The key benefit for the combined company is the single focus that Salesforce will have on the company.  Rootstock will become the leading ERP solution on the platform. We asked Garrehy about the two product lines.

Garrehy answered: “We are taking the next six months to make sure that these customers are implemented that they have in the implementation stage. Make sure that the product is solid. Take our time to figure out what we want to do in the Kenandy product. That could be two product lines going forward, it could eventually be a blend. I don’t have to think about those things right now. I just have to say that our mission is to make sure that the product is solid for the Kenandy customers I have to make sure that we do this in a very thoughtful way.”

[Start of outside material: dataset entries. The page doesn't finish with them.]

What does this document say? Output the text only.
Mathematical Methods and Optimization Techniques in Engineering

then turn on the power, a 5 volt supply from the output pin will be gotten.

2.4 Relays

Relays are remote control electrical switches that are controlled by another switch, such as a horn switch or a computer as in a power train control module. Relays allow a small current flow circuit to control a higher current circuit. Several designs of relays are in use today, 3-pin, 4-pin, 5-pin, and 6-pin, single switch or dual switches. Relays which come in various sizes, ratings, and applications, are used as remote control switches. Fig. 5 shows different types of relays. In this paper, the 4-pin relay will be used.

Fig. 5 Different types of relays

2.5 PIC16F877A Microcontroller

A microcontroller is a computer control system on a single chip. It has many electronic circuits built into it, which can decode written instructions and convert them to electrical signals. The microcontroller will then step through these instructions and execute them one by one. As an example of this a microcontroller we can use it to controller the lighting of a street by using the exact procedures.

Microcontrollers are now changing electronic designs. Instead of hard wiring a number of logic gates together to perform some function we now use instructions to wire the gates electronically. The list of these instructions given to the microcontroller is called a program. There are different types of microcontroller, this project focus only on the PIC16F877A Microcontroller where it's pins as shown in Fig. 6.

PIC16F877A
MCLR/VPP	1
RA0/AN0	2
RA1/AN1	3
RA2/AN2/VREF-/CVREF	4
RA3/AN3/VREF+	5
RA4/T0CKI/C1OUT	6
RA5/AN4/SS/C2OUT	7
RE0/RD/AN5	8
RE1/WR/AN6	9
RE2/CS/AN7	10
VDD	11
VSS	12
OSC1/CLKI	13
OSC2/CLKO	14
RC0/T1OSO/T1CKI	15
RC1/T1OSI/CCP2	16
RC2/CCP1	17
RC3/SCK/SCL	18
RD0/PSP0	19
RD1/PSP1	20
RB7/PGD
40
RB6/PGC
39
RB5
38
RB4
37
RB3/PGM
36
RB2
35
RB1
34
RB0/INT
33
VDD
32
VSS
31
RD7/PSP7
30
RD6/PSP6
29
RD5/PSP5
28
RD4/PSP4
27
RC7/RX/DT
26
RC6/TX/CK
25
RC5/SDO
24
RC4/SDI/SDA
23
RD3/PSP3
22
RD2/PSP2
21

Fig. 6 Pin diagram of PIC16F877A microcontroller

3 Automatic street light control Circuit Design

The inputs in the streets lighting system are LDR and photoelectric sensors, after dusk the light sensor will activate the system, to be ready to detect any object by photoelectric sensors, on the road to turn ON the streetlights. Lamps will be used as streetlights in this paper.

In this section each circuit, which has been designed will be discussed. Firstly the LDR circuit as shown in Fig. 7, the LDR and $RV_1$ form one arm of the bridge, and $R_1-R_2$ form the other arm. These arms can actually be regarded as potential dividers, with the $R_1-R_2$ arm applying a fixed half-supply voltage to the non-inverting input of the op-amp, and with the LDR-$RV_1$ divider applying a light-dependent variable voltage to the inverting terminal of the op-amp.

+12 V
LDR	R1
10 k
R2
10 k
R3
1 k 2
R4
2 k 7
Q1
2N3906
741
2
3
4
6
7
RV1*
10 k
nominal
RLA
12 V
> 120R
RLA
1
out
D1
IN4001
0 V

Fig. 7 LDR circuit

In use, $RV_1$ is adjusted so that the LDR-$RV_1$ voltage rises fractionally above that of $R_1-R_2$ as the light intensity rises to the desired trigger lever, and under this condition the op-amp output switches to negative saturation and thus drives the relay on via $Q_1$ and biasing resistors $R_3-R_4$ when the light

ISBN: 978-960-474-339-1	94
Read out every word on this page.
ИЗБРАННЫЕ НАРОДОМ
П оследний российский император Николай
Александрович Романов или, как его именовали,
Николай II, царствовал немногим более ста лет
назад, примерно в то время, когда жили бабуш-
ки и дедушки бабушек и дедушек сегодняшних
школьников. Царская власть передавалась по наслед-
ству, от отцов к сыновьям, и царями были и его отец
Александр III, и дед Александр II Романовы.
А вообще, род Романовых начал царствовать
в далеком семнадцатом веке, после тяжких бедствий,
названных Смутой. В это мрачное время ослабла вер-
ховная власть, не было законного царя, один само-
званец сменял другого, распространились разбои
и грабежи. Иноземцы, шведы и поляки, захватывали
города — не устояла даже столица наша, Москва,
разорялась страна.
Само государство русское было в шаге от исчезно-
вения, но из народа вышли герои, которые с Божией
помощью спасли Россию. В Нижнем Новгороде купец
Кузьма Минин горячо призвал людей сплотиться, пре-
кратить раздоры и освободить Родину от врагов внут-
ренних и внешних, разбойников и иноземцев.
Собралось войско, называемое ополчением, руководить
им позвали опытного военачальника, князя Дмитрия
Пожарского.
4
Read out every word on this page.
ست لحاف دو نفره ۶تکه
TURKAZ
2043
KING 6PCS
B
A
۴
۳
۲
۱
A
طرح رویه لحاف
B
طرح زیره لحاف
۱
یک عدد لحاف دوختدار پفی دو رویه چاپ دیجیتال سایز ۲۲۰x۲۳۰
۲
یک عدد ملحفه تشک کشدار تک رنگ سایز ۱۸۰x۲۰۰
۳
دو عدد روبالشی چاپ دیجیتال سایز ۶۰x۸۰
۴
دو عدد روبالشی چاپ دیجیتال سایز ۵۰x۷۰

The benefits are not just around the staff and the product. Another Rootstock spokesman commented: “One of the big things about this, you have been to Dreamforce and you see what we have to spend and do to get to the audience (there). Its not just at Dreamforce. Its World Tours and going out to all the Salesforce account executives. Now what this does is it clears the path. There is just one ERP supplier that is focused on manufacturing and distribution for them (Salesforce) to think about. That is a huge economy of scale on the marketing side, let alone the development side where we get all the developers. That is a huge advantage now and it will be a lot easier to let the ecosystem know we are there.

What does this mean for Rootstock? The key is that they are likely to get more time from those AE’s and will become the preferred partner in those manufacturing and distribution firms. This is bad news for their competitors. So who does Garrehy see those as? “Our targets are SAP and Infor we are replacing some significant accounts. We compete against both Infor Syteline and Infor LN.”

It shows the ambition of Garrehy that he named two of the big three ERP companies. With Jan Baan on his board of advisors he has someone he can turn to for advice on competing with those products.  Oracle and NetSuite are as big a threat though. NetSuite may find that Rootstock becomes a bigger competitor, at least in the US and Europe.

Financing and the future

Garrehy was already in the process of raising funds for Rootstock. That process was put on hold though when this opportunity rose. He commented that he will return to seeking more investors. However, this acquisition should also help that conversation going forward. He confirmed where the finance for Kenandy acquisition is coming from. “The financing came from Rootstock, but we expect to raise a C round to fund the aggressive growth plans we have for the combined companies.”

One might expect Salesforce Ventures to make a further investment to fuel Rootstock’s growth. Rootstock is significantly stronger than it was a few months ago. It has also reduced one of the pain points of growth, finding talent.

What does this mean

Veni vidi, vici? What was impressive was the speed of the deal. Garrehy summarized neatly by saying. “I saw the opportunity, our board said go after it and I did it.” Not quite Julius Caesar’s immortal quote of “I came, I saw I conquered” but his own version of it.

With Rootstock yet to announce more major wins in the near future it has catapulted itself into a strong position in the Manufacturing and Wholesale ERP market. Garrehy has once again proved that he is a decisive leader as well as hands on.